From Forbes‘ interview with Wikileaks editor Julian Assange:

Would you call yourself a free market proponent?

Absolutely. I have mixed attitudes towards capitalism, but I love
markets. Having lived and worked in many countries, I can see the
tremendous vibrancy in, say, the Malaysian telecom sector compared to
U.S. sector…

How do your leaks fit into that?

To put it simply, in order for there to be a market, there has to be information. A perfect market requires perfect information.

There’s the famous lemon example in the used car market. It’s hard
for buyers to tell lemons from good cars, and sellers can’t get a good
price, even when they have a good car.

By making it easier to see where the problems are inside of
companies, we identify the lemons. That means there’s a better market
for good companies. For a market to be free, people have to know who
they’re dealing with.

You’ve developed a reputation as anti-establishment and anti-institution.
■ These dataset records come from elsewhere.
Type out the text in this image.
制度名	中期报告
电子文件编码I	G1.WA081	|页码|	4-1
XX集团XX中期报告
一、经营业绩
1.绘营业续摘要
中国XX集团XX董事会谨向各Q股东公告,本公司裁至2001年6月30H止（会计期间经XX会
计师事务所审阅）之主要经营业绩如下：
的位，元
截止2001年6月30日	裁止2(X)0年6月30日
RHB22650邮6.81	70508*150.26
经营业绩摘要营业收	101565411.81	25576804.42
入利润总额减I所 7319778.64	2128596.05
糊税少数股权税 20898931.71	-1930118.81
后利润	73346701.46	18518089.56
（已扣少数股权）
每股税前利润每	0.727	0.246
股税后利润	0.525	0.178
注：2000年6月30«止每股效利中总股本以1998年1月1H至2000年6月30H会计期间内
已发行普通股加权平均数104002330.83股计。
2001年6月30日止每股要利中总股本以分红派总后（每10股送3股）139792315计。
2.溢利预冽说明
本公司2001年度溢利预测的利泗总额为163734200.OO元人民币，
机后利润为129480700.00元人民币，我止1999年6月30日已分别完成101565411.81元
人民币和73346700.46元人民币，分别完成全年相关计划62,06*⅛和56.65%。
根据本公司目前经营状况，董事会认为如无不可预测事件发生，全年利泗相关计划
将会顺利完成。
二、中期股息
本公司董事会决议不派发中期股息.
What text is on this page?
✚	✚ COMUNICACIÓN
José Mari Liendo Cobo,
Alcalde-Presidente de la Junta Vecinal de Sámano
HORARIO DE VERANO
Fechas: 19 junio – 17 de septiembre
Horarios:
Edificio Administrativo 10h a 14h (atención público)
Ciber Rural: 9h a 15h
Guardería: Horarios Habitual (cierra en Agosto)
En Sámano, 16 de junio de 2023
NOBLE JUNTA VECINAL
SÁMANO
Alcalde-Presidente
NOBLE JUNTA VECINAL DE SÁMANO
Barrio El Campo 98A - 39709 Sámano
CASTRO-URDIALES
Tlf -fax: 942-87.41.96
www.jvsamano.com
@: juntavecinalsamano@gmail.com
Not at all. Creating a well-run establishment is a difficult thing
to do, and I’ve been in countries where institutions are in a state of
collapse, so I understand the difficulty of running a company.
Institutions don’t come from nowhere.

It’s not correct to put me in any one philosophical or economic
camp, because I’ve learned from many. But one is American
libertarianism, market libertarianism. So as far as markets are
concerned I’m a libertarian, but I have enough expertise in politics
and history to understand that a free market ends up as monopoly unless
you force them to be free.

WikiLeaks is designed to make capitalism more free and ethical.

But in the meantime, there could be a lot of pain from these scandals, obviously.

Pain for the guilty.

Nice, except for the claim that his “expertise in politics
and history to understand that a free market ends up as monopoly unless
you force them to be free.”  How would expertise in politics even be relevant, unless the lesson is that government creates monopolies on purpose?